If you are the payor or the person paying child support (remember, in today’s world, it’s not always the husband that pays. . .but that’s a discussion for another blog post) pursuant to a custody order contained in a divorce judgment or custody agreement, you should be aware of your rights. Most cases opt to utilize Friend of the Court services so that the payments go directly from the payor’s pay check, through the Michigan Disbursement Office and deposited into the payee’s bank account. Friend of the Court can also assist parties when they have parenting time disputes but whether to pursue such a matter on your own is something you must think seriously about because a family law attorney (i.e. me!) will follow proper procedure and assist you in putting your best foot forward. In addition, by law, you get a free review of child support every 36 months and you don’t have to use a lawyer.

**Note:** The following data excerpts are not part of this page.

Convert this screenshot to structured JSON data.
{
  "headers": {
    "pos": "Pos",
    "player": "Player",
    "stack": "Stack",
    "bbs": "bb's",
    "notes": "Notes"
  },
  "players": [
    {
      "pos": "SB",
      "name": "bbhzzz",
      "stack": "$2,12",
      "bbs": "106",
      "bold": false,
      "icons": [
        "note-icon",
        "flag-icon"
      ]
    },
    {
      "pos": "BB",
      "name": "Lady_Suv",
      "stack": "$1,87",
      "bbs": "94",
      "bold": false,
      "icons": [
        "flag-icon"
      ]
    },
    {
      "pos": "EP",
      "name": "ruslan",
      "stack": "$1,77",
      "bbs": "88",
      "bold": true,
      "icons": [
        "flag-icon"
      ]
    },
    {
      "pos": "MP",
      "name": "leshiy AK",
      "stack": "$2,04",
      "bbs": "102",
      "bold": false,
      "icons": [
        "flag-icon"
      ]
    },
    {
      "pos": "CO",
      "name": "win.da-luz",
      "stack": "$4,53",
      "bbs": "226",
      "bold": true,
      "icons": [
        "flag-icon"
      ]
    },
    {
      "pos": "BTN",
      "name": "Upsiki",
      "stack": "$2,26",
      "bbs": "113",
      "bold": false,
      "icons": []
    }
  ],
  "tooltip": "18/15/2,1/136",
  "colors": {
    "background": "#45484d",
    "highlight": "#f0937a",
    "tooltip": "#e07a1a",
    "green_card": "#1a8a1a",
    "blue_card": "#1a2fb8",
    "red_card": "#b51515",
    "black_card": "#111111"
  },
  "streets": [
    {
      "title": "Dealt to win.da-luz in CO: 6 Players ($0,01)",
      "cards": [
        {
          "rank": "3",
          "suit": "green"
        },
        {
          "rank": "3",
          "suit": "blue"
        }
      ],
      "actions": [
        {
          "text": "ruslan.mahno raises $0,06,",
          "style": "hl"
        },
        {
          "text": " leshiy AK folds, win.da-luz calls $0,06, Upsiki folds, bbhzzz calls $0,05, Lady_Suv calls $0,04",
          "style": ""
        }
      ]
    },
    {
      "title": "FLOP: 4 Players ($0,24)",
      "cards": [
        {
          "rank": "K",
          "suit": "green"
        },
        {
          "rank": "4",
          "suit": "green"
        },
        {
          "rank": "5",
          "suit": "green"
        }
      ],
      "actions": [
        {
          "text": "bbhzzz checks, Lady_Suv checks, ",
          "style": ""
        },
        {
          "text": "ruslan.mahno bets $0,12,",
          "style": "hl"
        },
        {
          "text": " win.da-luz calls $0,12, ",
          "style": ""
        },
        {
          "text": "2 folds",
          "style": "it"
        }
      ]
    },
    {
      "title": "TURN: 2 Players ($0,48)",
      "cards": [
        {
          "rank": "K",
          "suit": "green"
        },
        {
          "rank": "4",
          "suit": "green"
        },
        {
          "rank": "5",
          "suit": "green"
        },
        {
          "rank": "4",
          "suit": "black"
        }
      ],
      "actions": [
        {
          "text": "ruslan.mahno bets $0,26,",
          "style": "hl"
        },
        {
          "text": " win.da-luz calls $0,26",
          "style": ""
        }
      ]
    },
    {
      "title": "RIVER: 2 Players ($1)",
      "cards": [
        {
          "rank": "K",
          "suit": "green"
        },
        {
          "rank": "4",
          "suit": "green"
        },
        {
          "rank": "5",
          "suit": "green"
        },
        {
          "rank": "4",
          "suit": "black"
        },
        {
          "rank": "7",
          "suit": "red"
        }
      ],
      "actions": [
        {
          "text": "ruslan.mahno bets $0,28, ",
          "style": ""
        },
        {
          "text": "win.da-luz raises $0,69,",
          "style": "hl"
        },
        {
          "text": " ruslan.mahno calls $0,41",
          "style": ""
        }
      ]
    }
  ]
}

So, one of the options you should consider if you’re falling behind in your child support is to seek a modification of your child support in hopes that the payment will go down. In my experience as a family law attorney, it is much better for the payor who is falling behind in child support to be proactive. If you can’t afford an attorney, you can still use Friend of the Court forms to file a motion for a reduction. But, remember, there is no guarantee you will prevail and an attorney will have the expertise to assist you in formulating a game plan. Most judges understand that people do fall on hard times so even if you can’t get child support reduced, an attorney can effectively advocate an appropriate arrangement so you can pay back the arrearage.

When pursuing an increase or reduction in your child support, the court will look at 3 primary factors: over night parenting time and the income of each of the parties. Many individuals pursue child support modifications without using an attorney. Sometimes it works but often it fails. The reason is, an attorney will advocate on your behalf. For example, if you’re the recipient of child support and your ex-spouse is not exercising his/her parenting time, your attorney will make appropriate arguments, present evidence, etc. to support the utilization of a lower number of over nights which may increase the child support you receive.